Historically, travel modelers would use formulas in the Highway Capacity Manual
to estimate the free-flow speed for roadways, or assert a basic calculation like
5 miles per hour over the speed limit. More recently, modelers use the speeds
reported from GPS devices in the middle of the night to establish free-flow
speeds.
The number of **lanes** on a road is fairly self-explanatory, but it plays a
major role in the road's capacity.
Roads located in different **area types** -- urban, suburban, and rural --
operate differently from each other. Sometimes travel models will assert this
value, but more recent models will calculate the area type for each link
based on the density of the surrounding TAZs.
Link **capacity** is the maximum number of vehicles a can optimally transport
between two nodes. The capacity is a function of functional type, lanes,
free-flow speed, area type, etc. Usually travel models will calculate the
capacity based on the given values for other roadway characteristics, but
sometimes there are ways to override this feature, i.e., if engineers have
developed specific capacity estimates for a new project.
**Centroid connectors** are special links that connect centroids to a network.
These are different from other links in that they usually don't have a capacity
or a speed (they don't represent real roads).
### Matrices
Travel models need to represent travel times, costs, and flows between zones.
Models store this data in **matrices**, special data structures developed for
this purpose. Each matrix is a square table where the rows $i$ represent origin
zones and the columns $j$ represent the destination zones. Each cell represents
something about the relationship between the two zones.

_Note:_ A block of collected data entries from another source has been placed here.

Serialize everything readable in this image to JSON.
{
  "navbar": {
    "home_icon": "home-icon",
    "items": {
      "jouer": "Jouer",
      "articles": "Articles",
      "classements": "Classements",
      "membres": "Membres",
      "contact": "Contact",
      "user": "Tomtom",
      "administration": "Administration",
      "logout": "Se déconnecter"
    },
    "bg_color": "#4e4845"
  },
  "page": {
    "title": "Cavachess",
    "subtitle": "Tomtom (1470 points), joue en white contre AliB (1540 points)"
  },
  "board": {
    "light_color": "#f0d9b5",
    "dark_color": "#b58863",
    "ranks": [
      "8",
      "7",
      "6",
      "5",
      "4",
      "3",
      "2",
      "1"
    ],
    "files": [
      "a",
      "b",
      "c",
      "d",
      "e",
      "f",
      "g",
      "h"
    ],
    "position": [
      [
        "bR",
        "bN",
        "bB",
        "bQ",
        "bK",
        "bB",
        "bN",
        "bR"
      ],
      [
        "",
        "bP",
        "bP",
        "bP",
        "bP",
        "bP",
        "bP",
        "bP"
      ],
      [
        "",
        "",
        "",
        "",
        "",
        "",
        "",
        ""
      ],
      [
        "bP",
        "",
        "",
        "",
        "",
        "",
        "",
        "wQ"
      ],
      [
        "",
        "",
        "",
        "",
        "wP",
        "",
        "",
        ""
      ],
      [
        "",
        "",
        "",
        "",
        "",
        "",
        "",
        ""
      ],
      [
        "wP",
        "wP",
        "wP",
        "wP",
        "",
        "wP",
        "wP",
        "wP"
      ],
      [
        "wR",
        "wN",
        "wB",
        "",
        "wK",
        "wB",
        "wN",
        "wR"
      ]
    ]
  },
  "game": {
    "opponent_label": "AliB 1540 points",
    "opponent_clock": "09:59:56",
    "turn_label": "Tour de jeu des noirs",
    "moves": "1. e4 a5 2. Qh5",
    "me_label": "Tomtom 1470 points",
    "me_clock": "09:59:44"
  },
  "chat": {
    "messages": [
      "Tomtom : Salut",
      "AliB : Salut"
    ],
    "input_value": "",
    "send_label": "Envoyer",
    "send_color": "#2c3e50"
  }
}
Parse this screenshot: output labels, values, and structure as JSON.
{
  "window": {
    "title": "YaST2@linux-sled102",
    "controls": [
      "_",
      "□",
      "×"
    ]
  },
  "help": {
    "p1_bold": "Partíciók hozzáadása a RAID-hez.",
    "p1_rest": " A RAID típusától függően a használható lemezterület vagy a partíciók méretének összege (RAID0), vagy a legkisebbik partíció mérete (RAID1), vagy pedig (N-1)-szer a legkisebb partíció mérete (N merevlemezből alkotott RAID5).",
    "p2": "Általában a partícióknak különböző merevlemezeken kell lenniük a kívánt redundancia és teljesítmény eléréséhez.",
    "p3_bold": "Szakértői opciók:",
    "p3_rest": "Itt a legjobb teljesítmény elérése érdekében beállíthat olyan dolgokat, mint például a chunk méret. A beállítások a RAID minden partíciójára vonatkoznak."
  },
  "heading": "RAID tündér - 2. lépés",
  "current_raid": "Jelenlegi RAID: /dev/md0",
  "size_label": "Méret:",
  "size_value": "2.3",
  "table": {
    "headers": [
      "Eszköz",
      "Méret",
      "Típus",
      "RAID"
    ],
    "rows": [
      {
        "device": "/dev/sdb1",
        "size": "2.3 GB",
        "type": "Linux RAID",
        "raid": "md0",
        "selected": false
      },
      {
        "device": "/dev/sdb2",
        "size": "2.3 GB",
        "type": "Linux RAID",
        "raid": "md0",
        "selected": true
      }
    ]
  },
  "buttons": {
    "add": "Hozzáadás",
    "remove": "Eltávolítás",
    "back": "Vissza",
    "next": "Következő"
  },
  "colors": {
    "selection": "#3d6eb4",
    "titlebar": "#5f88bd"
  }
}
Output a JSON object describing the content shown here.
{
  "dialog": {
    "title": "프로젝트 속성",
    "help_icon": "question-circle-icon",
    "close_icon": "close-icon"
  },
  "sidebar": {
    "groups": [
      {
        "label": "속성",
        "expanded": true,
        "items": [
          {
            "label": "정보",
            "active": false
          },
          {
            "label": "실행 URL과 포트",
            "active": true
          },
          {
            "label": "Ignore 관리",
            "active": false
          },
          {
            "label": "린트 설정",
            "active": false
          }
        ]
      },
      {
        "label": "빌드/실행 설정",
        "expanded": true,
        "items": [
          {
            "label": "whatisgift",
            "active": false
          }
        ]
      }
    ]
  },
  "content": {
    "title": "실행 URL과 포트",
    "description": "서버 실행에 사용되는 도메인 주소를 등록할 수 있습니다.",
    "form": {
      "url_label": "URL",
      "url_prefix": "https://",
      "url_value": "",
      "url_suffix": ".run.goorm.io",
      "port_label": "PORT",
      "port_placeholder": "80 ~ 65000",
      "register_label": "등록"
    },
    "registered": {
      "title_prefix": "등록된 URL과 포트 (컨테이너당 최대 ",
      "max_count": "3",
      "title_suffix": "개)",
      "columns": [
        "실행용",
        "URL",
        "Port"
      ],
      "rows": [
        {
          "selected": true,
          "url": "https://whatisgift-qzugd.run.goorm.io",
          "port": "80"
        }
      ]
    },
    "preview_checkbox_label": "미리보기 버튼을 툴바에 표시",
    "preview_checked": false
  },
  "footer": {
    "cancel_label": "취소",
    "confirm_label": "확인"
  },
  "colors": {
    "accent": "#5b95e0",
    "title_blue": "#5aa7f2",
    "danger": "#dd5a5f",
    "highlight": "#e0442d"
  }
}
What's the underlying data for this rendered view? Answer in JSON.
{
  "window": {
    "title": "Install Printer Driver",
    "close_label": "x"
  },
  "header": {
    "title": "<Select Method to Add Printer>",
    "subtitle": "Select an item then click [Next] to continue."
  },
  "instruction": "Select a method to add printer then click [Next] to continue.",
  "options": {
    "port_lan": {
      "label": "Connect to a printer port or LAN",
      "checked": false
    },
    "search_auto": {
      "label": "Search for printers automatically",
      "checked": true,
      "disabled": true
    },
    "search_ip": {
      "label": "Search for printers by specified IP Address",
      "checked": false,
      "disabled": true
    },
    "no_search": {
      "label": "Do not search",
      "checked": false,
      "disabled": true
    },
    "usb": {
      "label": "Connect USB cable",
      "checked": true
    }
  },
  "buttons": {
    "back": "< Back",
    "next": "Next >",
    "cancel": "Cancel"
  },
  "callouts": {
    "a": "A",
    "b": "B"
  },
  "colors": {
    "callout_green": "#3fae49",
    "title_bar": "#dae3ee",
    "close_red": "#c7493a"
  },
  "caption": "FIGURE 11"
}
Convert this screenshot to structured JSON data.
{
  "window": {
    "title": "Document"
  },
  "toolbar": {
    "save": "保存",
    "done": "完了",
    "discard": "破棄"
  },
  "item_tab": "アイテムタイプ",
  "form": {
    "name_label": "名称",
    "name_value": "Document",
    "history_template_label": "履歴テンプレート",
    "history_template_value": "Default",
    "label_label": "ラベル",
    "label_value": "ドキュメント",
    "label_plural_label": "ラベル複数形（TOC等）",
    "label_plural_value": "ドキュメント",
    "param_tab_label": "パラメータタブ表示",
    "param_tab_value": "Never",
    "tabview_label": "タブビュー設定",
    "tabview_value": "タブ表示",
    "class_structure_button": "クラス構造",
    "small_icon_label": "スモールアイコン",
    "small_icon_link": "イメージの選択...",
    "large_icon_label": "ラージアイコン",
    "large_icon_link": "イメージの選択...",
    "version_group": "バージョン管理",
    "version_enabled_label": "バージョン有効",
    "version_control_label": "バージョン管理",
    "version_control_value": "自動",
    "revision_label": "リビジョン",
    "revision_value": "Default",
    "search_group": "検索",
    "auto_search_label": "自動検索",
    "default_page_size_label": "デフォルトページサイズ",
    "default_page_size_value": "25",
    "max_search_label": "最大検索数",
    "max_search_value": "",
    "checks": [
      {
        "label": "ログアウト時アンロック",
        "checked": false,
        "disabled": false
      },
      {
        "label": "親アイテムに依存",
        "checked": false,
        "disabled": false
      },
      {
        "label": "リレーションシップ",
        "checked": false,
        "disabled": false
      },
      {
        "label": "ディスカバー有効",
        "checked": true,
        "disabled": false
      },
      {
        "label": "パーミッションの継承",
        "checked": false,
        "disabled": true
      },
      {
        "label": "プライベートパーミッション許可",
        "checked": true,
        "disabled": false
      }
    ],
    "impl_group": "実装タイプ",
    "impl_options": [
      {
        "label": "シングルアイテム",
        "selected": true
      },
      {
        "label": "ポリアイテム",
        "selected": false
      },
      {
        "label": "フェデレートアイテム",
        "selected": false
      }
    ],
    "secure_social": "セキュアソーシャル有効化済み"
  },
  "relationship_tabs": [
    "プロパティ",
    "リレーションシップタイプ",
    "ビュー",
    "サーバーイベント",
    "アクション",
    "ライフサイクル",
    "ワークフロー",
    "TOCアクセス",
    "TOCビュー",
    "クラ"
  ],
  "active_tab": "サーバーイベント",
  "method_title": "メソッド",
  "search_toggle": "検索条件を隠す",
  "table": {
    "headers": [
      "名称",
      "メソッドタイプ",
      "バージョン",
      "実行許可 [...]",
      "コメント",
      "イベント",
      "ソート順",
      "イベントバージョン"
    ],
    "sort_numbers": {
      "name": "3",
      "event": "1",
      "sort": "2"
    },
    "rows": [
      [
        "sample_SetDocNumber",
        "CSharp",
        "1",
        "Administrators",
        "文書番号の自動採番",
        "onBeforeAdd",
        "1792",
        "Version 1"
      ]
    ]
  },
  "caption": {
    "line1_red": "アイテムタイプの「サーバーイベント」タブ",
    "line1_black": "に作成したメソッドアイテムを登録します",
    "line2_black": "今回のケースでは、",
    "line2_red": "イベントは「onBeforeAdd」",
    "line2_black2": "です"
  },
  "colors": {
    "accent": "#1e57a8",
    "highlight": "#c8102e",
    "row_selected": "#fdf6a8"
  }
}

There are two kinds of information we typically
represent with matrices:
- **Cost matrices**, or skims, are matrices where the cells contain estimates of
travel time or cost. They are called *skims* because they are the results of
*skimming* a network to find the shortest path between each pair of TAZ
centroids.
- **Flow matrices**, represent flows of people or vehicles from each origin to
each destination. The number in the corresponding cell $T_{ij}$ is the total
number of trips made, and represents the demand between two zones in a network.
## Data Inputs
In the last section we discussed data *structures* like highway networks and
socioeconomic data files. In this section, we are going to talk about the data
*inputs* that can be used for developing travel models. Besides highway networks
--- which usually have to be supplied by the transportation agency --- modelers
frequently gather data from household travel surveys and the US Census Bureau.
::::{.rmdthink}
Obtaining an accurate highway network is one of the most difficult tasks in
travel modeling. It's not conceptually or intellectually difficult, but it is
very difficult to map model networks onto the linear referencing systems or
GIS files used by other agency departments. This is made even more
difficult by model networks needing to be *routeable*: common GIS formats
like shapefiles have no way of representing routability.
::::
### Household Travel Surveys
Travel demand models try to represent individual behavior. How many trips
does the average household make per day? How do people respond to changes in
transit fare? And how can a modeler know if the model accurately reflects
total traffic?
Household travel surveys are a critical component of much travel modeling
practice and research, and are a primary way to answer some of these questions.
In a travel survey, a regional planning
agency^[Like a Metropolitan Planning Organization (MPO).] will recruit households
to participate in the survey. Often there is some kind of reward to encourage
participation, like a gift card or raffle. Once recruited, household members
fill out a diary of their activities on an assigned day; Figure
\@ref(fig:travel-diary) shows an example of one activity from a survey diary.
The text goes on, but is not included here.